Poland’s President Duda signals Tusk will have
bumpy ride as PM
The president and the prime minister will have to get
along for two years. There’s already friction.
BY WOJCIECH
KOŚĆ
NOVEMBER
21, 2023 4:00 AM CET
https://www.politico.eu/article/poland-president-andrzej-duda-not-abiding-incoming-pm-donald-tusk/
WARSAW — A
war of words has broken out between Poland’s President Andrzej Duda and Donald
Tusk, the likely head of the next government, presaging what’s looking to be a
difficult cohabitation between the political rivals.
“I am the
president, but Donald Tusk is not my candidate for prime minister,” Duda told
the right-wing Sieci weekly.
Duda,
originally a European Parliament backbencher from the Law and Justice (PiS)
party before becoming president in 2015, has long been loyal to the nationalist
party.
Rather than
simply rolling over and allowing Tusk to set Poland on a new course in line
with the EU mainstream, Duda is laying down a gauntlet that he will use his
presidential powers to thwart a new administration.
Tusk and
his allies have promised wrenching changes to the PiS program — rolling back
draconian restrictions on abortion, limiting the role of religion in the
education system, and firing PiS loyalists in media and state companies.

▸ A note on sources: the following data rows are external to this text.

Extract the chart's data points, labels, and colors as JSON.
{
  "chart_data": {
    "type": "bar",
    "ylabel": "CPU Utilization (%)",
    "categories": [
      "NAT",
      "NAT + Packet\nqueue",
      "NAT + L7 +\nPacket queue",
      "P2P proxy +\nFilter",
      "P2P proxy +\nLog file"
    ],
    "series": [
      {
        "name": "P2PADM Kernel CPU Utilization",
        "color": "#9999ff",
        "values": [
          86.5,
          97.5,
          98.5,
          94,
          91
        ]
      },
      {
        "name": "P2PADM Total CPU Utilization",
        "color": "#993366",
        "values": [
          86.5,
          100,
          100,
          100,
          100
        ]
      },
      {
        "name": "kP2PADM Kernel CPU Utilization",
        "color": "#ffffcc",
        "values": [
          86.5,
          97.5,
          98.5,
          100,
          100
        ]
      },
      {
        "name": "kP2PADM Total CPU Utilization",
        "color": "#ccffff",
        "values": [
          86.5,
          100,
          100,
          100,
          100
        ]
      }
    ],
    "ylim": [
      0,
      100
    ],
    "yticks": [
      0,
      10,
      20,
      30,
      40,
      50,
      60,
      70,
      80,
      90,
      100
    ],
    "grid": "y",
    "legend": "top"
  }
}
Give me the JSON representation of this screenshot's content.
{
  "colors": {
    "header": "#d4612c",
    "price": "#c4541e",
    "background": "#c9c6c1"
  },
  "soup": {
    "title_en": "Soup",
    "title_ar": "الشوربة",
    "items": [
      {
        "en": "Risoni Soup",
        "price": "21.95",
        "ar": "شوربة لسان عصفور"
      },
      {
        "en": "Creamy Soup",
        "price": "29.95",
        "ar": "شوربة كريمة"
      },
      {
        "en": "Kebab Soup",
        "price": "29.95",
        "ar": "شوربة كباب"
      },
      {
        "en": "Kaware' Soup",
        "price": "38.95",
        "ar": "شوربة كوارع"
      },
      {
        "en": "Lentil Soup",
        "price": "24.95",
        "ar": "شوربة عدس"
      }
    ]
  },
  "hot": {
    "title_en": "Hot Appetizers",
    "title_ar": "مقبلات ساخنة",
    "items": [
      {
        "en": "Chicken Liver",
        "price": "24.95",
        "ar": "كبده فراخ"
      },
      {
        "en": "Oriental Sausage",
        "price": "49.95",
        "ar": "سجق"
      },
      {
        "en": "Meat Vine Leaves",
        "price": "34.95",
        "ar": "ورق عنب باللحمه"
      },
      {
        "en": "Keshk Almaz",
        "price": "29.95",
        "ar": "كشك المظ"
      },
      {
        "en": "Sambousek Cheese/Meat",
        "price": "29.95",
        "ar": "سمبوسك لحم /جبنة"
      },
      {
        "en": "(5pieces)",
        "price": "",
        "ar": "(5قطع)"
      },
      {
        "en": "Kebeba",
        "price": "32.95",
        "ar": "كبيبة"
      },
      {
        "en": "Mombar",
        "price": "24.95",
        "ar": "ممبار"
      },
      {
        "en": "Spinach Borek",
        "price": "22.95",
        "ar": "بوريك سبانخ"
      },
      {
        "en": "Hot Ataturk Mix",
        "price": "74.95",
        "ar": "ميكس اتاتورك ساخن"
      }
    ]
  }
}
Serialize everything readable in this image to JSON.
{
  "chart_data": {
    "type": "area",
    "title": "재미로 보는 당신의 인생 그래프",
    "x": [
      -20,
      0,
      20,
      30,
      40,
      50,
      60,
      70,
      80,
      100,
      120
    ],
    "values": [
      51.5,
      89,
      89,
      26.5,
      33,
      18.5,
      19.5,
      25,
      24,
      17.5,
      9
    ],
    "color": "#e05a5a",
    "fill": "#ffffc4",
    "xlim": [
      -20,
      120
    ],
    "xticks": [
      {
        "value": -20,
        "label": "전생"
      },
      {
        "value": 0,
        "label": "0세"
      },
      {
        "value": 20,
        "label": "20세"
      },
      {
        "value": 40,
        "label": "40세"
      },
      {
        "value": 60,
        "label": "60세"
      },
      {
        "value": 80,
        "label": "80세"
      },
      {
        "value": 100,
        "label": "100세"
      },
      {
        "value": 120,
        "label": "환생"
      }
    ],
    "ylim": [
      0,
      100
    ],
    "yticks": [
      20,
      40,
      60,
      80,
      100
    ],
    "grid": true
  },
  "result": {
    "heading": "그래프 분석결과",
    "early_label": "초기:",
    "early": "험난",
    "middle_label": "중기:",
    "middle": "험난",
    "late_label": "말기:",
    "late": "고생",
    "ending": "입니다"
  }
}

The
likely incoming government also wants to undo years of judicial reforms that
were aimed at bringing judges under tighter political control but which ignited
a battle with the EU that saw Brussels punish Warsaw by withholding billions in
EU funds over rule of law concerns.
The problem
for Tusk is that many of those changes require new laws, and Duda wields a
presidential veto that will be very difficult to overcome.
“I have
used the veto more than once. I will not hesitate to do so again,” Duda told
the weekly.
After the
October 15 election, where a coalition of opposition parties won a
parliamentary majority, Duda still chose outgoing PiS Prime Minister Mateusz
Morawiecki to take the first try at forming a government. It’s an effort that’s
almost certain to fail over the next three weeks, as Law and Justice has only
194 seats in the 460-member parliament, and has been shot down as a partner by
other parties.
Duda went
on to say that the coalition deal between Tusk’s centrist Civic Coalition, the
center-right Third Way and the Left “did not convince me that it is worth
giving up the good parliamentary tradition, according to which the winning
party or coalition is the first to receive the mandate to form a government.”
He also
hammered the opposition parties for not presenting him with a convincing
program.
Tusk, who
served as PM from 2007 to 2014 before shifting to Brussels to be European
Council president, slapped back at Duda.
“President
Duda said: ‘Tusk won’t be my prime minister.’ I confirm that. I won’t be,” Tusk
tweeted.
Tusk and
his coalition are likely to take power next month, once Morawiecki tries and
fails to win a parliamentary vote of confidence.
However,
Duda’s second and final term as president ends in 2025, so he’ll have to rub
along with a Tusk-led administration for two years.
“Throughout
his life and political experience, President Andrzej Duda shows that he is on a
completely different side of the political scene than Donald Tusk,” Michał
Dworczyk, a PiS minister, told Polish television.
The
proposed coalition headed by Tusk has 248 seats in the lower house of
parliament, a solid majority but far from the 276 votes needed to override any
veto from Duda.
The
president is already sending up warning flares.
In a speech
to parliament a week ago, Duda defended the record of the outgoing PiS
government and issued a threat to veto legislation that he feels might undo the
party’s flagship achievements like expanded social welfare payments or any
attempts to “limit, undermine or question the constitutional powers of the
president.”
For more
polling data from across Europe visit POLITICO Poll of Polls.
He also
warned the new government about its desire for “revenge” against PiS after its
eight years in power.
The
coalition agreement pledges to investigate and prosecute anyone responsible for
breaking the law, misspending public funds or violating the constitution.
Before the
election, Civic Coalition said it would haul Duda before the State Tribunal, a
special body that tries senior officials, for appointing improperly nominated
judges in a bid to support PiS’s judicial reforms.
“Violations
of the constitution and the rule of law will be swiftly called to account and
judged,” said its 100-point electoral program.